11. Januar - 16. Januar 2008

Hurra! Die logistischen Aufgaben sind erfüllt. Heute (16.1.) früh um 2:20 Uhr nach 8 schweren Tagen Kampf hat Polarstern für Naja Arctica die lang ersehnte Pier an der Schelfeiskante geschaffen. Die Geschichte, die lange Zeit als Drama zu enden drohte, hat so ihr glückliches Ende gefunden. Alles begann mit Eis.

Meereis, Schelfeis, Festeis, sogar zum Nachtisch – Eis! Polarstern war von Eis umschlossen. Für über einer Woche kämpften wir, um eine Pier für die Naja Arctica zu schaffen, damit diese endlich die Bauteile für die neue Antarktisstation Neumayer III entladen kann. Die Stimmung war angespannt an Bord und an Land, und das aus mindestens zwei Gründen. Die drei Forschungsprogramme zum Internationalen Polarjahr, die die derzeitige Polarsternexpedition prägen, haben kaum ihre minimalen Ziele ereicht; ein Programm hat noch nicht einmal beginnen können; und in etwa einem Monat wird das sommerliche Temperaturoptimum vorüber sein. Nur ein enges Zeitfenster verbleibt, den Aufbau von Neumayer III winterfest zu machen, denn nach kurzem, sturmreichen Herbst wird der herannahende Winter den Kontinent eisig umklammern und alles einfrieren. Die Zeit verfliegt und das Wetter bestimmt das Geschehen. Lassen sie mich die Hintergründe genauer erklären.

Die Eisgeschichte beginnt Mitte Dezember als Polarstern in das sehr langsam aufbrechende Wintereis am nördlichen Rand des Wedellwirbels einfährt. Jeden Winter friert der Ozean um die Antarktis auf einer Fläche von U.S.A –Größe zu. Das Meereis taut im nächsten Sommer (Januar) bis auf wenige Randstreifen am Kontinent direkt am Schelfeis wieder auf. Im Gegensatz zum 1 bis 2 Meter dicken Meereis wird Schelfeis aus dem bis zu 4000 m hohen Kontinentaleis der zentralen Antarktis gespeist, das ein Alter von mehreren hunderttausend Jahren hat. Sehr langsam fließt es seewärts und dünnt sich auf wenige hundert Meter Dicke aus, sobald die Gletscherzungen den Ozean belecken. Dort über dem Kontinentalsockel der Antarktis schwimmt es auf. Allmählich brechen dann die mächtigen (männlichen) Eisberge ab, die entweder davon driften oder an flacheren Stellen des Kontinentalschelfs stranden.

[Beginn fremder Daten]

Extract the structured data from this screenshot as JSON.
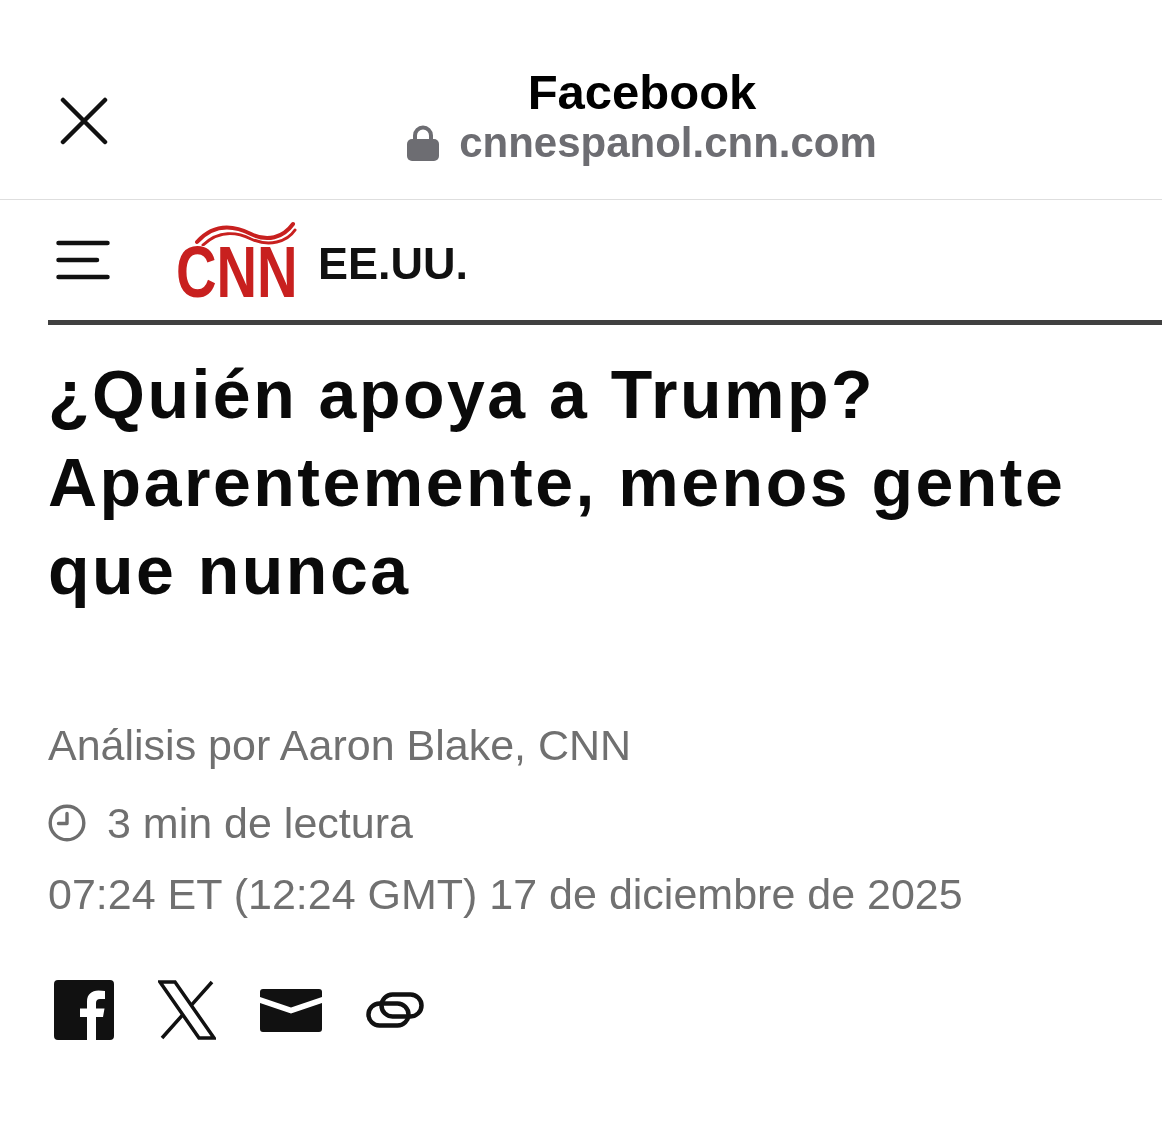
{
  "browser_bar": {
    "title": "Facebook",
    "url": "cnnespanol.cnn.com",
    "secure": true
  },
  "site_header": {
    "logo": "CNN",
    "section": "EE.UU."
  },
  "article": {
    "headline": "¿Quién apoya a Trump? Aparentemente, menos gente que nunca",
    "byline": "Análisis por Aaron Blake, CNN",
    "read_time": "3 min de lectura",
    "timestamp": "07:24 ET (12:24 GMT) 17 de diciembre de 2025",
    "share_buttons": [
      {
        "kind": "facebook"
      },
      {
        "kind": "x"
      },
      {
        "kind": "email"
      },
      {
        "kind": "link"
      }
    ]
  }
}
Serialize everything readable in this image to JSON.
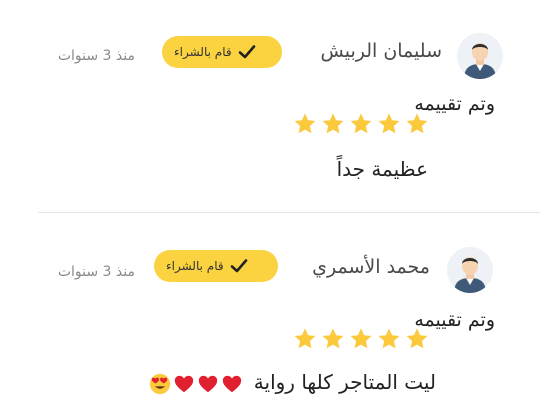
{
  "reviews": [
    {
      "reviewer_name": "سليمان الربيش",
      "badge_label": "قام بالشراء",
      "time_ago": "منذ 3 سنوات",
      "rating_label": "وتم تقييمه",
      "stars": 5,
      "text": "عظيمة جداً",
      "emojis": []
    },
    {
      "reviewer_name": "محمد الأسمري",
      "badge_label": "قام بالشراء",
      "time_ago": "منذ 3 سنوات",
      "rating_label": "وتم تقييمه",
      "stars": 5,
      "text": "ليت المتاجر كلها رواية",
      "emojis": [
        "heart-icon",
        "heart-icon",
        "heart-icon",
        "heart-eyes-icon"
      ]
    }
  ],
  "colors": {
    "badge": "#fbd341",
    "star": "#fbc93b",
    "heart": "#e0202e",
    "avatar_shirt": "#3f5a78",
    "avatar_hair": "#2d2d2d"
  }
}
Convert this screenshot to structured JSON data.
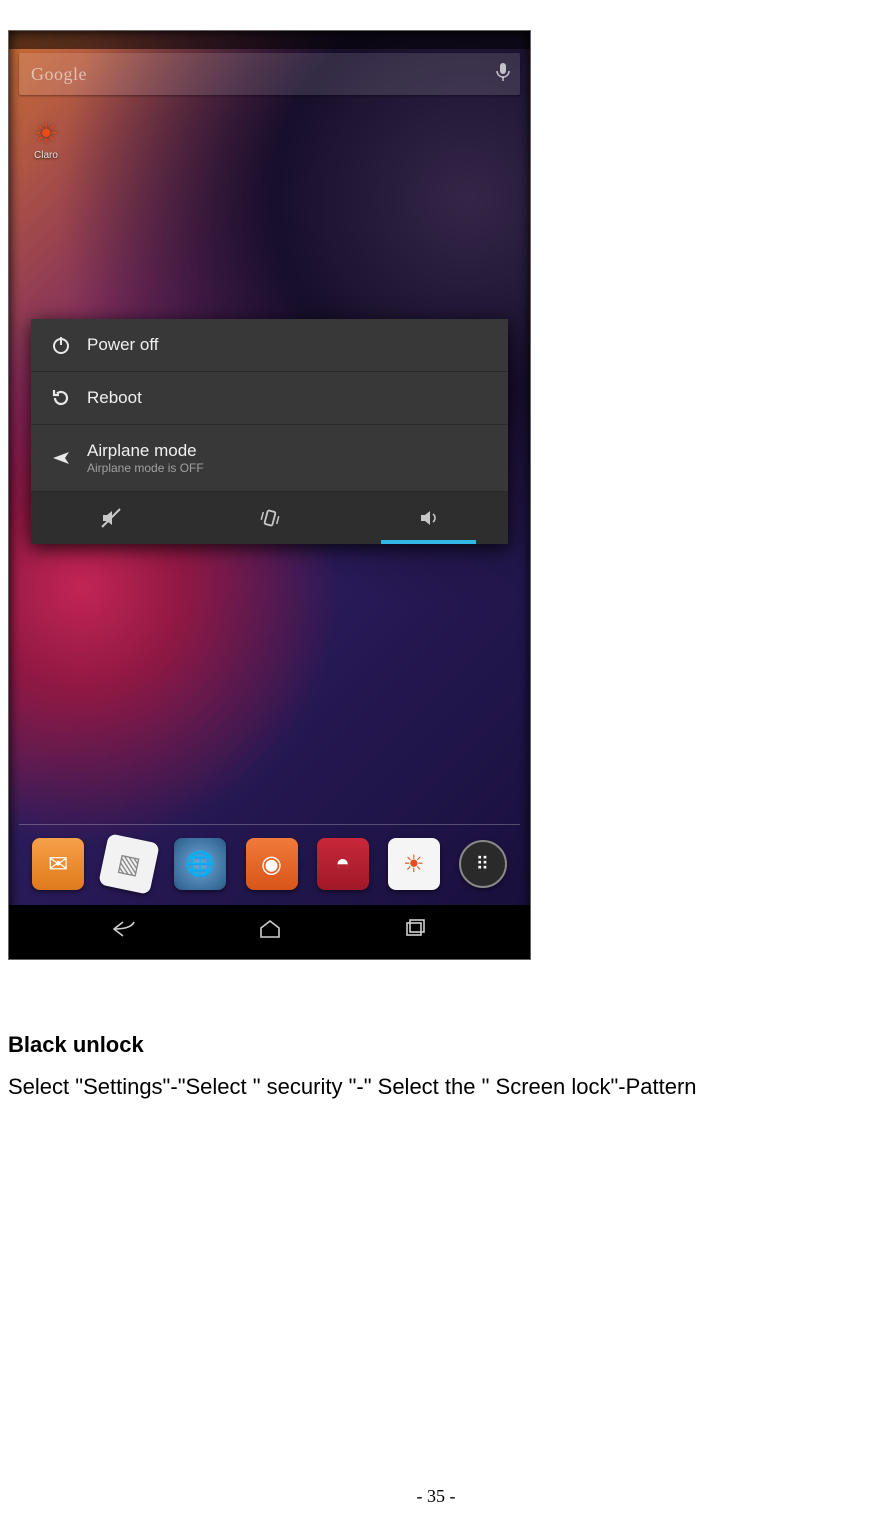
{
  "screenshot": {
    "searchbar": {
      "placeholder": "Google"
    },
    "widget": {
      "label": "Claro"
    },
    "power_menu": {
      "items": [
        {
          "label": "Power off",
          "icon": "power-icon"
        },
        {
          "label": "Reboot",
          "icon": "reboot-icon"
        },
        {
          "label": "Airplane mode",
          "sub": "Airplane mode is OFF",
          "icon": "airplane-icon"
        }
      ],
      "toggles": [
        {
          "name": "silent-toggle",
          "active": false
        },
        {
          "name": "vibrate-toggle",
          "active": false
        },
        {
          "name": "sound-toggle",
          "active": true
        }
      ]
    },
    "dock": [
      {
        "name": "messaging-app-icon"
      },
      {
        "name": "sim-app-icon"
      },
      {
        "name": "browser-app-icon"
      },
      {
        "name": "camera-app-icon"
      },
      {
        "name": "music-app-icon"
      },
      {
        "name": "claro-app-icon"
      },
      {
        "name": "apps-drawer-icon"
      }
    ],
    "navbar": [
      {
        "name": "back-button"
      },
      {
        "name": "home-button"
      },
      {
        "name": "recent-button"
      }
    ]
  },
  "document": {
    "heading": "Black unlock",
    "body": "Select \"Settings\"-\"Select \" security \"-\" Select the \" Screen lock\"-Pattern",
    "page_number": "- 35 -"
  }
}
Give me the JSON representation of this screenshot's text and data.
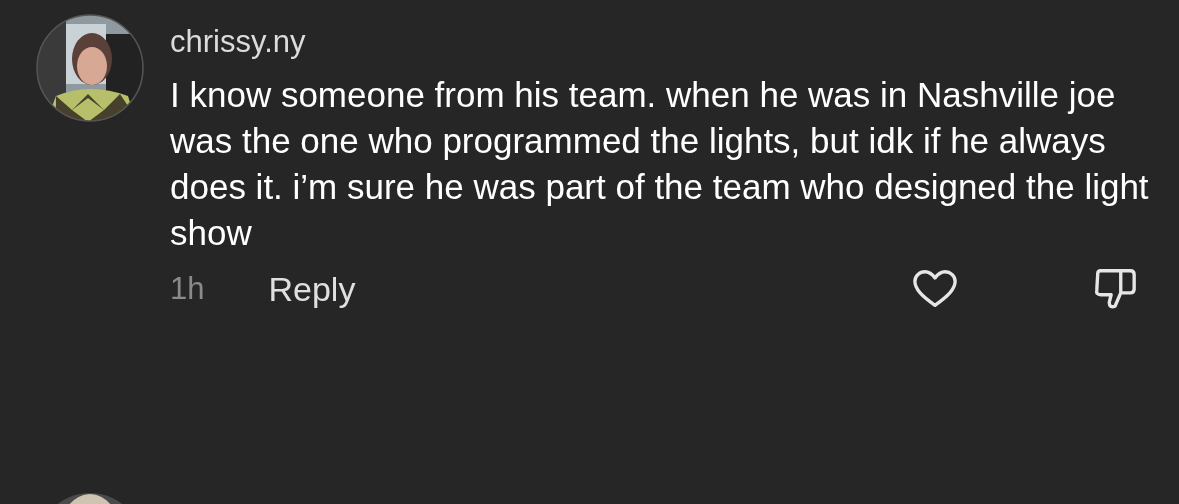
{
  "comment": {
    "username": "chrissy.ny",
    "text": "I know someone from his team. when he was in Nashville joe was the one who programmed the lights, but idk if he always does it. i’m sure he was part of the team who designed the light show",
    "time": "1h",
    "reply": "Reply",
    "liked": false,
    "disliked": false
  }
}
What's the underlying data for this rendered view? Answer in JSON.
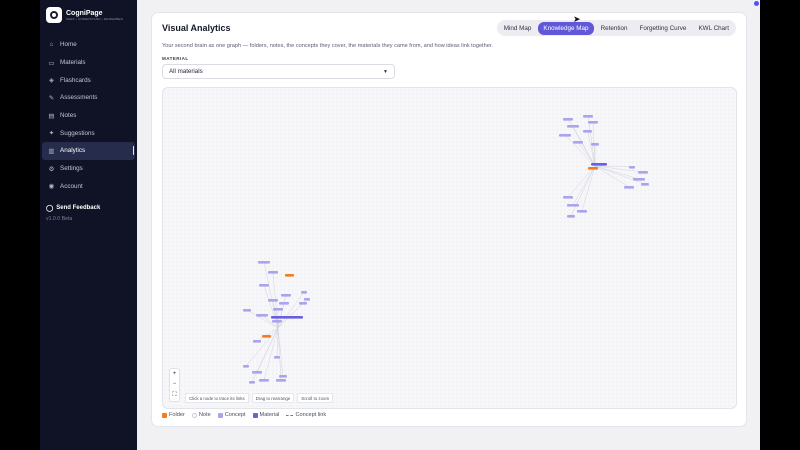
{
  "app": {
    "name": "CogniPage",
    "tagline": "SEEK • UNDERSTAND • REMEMBER",
    "version": "v1.0.0 Beta"
  },
  "sidebar": {
    "items": [
      {
        "label": "Home",
        "icon": "home-icon",
        "glyph": "⌂",
        "active": false
      },
      {
        "label": "Materials",
        "icon": "folder-icon",
        "glyph": "▭",
        "active": false
      },
      {
        "label": "Flashcards",
        "icon": "layers-icon",
        "glyph": "◈",
        "active": false
      },
      {
        "label": "Assessments",
        "icon": "pen-icon",
        "glyph": "✎",
        "active": false
      },
      {
        "label": "Notes",
        "icon": "note-icon",
        "glyph": "▤",
        "active": false
      },
      {
        "label": "Suggestions",
        "icon": "sparkle-icon",
        "glyph": "✦",
        "active": false
      },
      {
        "label": "Analytics",
        "icon": "bar-chart-icon",
        "glyph": "▥",
        "active": true
      },
      {
        "label": "Settings",
        "icon": "gear-icon",
        "glyph": "⚙",
        "active": false
      },
      {
        "label": "Account",
        "icon": "user-icon",
        "glyph": "◉",
        "active": false
      }
    ],
    "feedback_label": "Send Feedback"
  },
  "page": {
    "title": "Visual Analytics",
    "subtitle": "Your second brain as one graph — folders, notes, the concepts they cover, the materials they came from, and how ideas link together.",
    "tabs": [
      {
        "label": "Mind Map",
        "active": false
      },
      {
        "label": "Knowledge Map",
        "active": true
      },
      {
        "label": "Retention",
        "active": false
      },
      {
        "label": "Forgetting Curve",
        "active": false
      },
      {
        "label": "KWL Chart",
        "active": false
      }
    ],
    "material_label": "MATERIAL",
    "material_value": "All materials"
  },
  "graph": {
    "zoom_in": "+",
    "zoom_out": "−",
    "fit": "⛶",
    "hints": [
      "Click a node to trace its links",
      "Drag to rearrange",
      "Scroll to zoom"
    ]
  },
  "legend": [
    {
      "label": "Folder",
      "kind": "folder"
    },
    {
      "label": "Note",
      "kind": "note"
    },
    {
      "label": "Concept",
      "kind": "concept"
    },
    {
      "label": "Material",
      "kind": "material"
    },
    {
      "label": "Concept link",
      "kind": "link"
    }
  ],
  "colors": {
    "accent": "#6157d9",
    "folder": "#f07c24",
    "concept": "#a9a4ec",
    "material": "#6a5fe0",
    "sidebar_bg": "#0f1325"
  }
}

Kurz vor Weihnachten erreichte Polarstern die Atka-Bucht, rammte sich eine Entladestelle ins Festeis und versorgte die Neumayer-Station (siehe Wochenbericht 2). Naja Arctica, der Route Polarsterns durch das dichte Meereis folgend, legte dann am 18. Dezember in diesem Eishafen an und blieb dort bis heute Mittag geschützt liegen. Festeis bildet sich ebenfalls beim Ausfrieren von Meerwasser, hängt jedoch fest an den Küsten oder wie in unserem Fall am Schelfeis der Atka-Bucht. Drücken Stürme und Strömungen das treibende Meereis gegen das stabile Festeis, türmt es sich auf und es bilden sich stabile Eisbarrieren aus übereinander geschobenen, wieder zusammen gefrorenen Eisschollen. Diese Ridges erreichen Höhen über 5 m und reichen bis zu 15m tief ins Wasser. Und genau das sahen wir im Dezember 2007 entlang der Atka-Bucht, dort wo die Höhe der Schelfeiskante unter 12 m bleibt und somit erreichbar für die Entladekräne der Naja Arctica gewesen wäre. Zwei Baukräne, die im zerlegten Zustand je 40 Tonnen wiegen, können nicht über dieses Meereis transportiert werden.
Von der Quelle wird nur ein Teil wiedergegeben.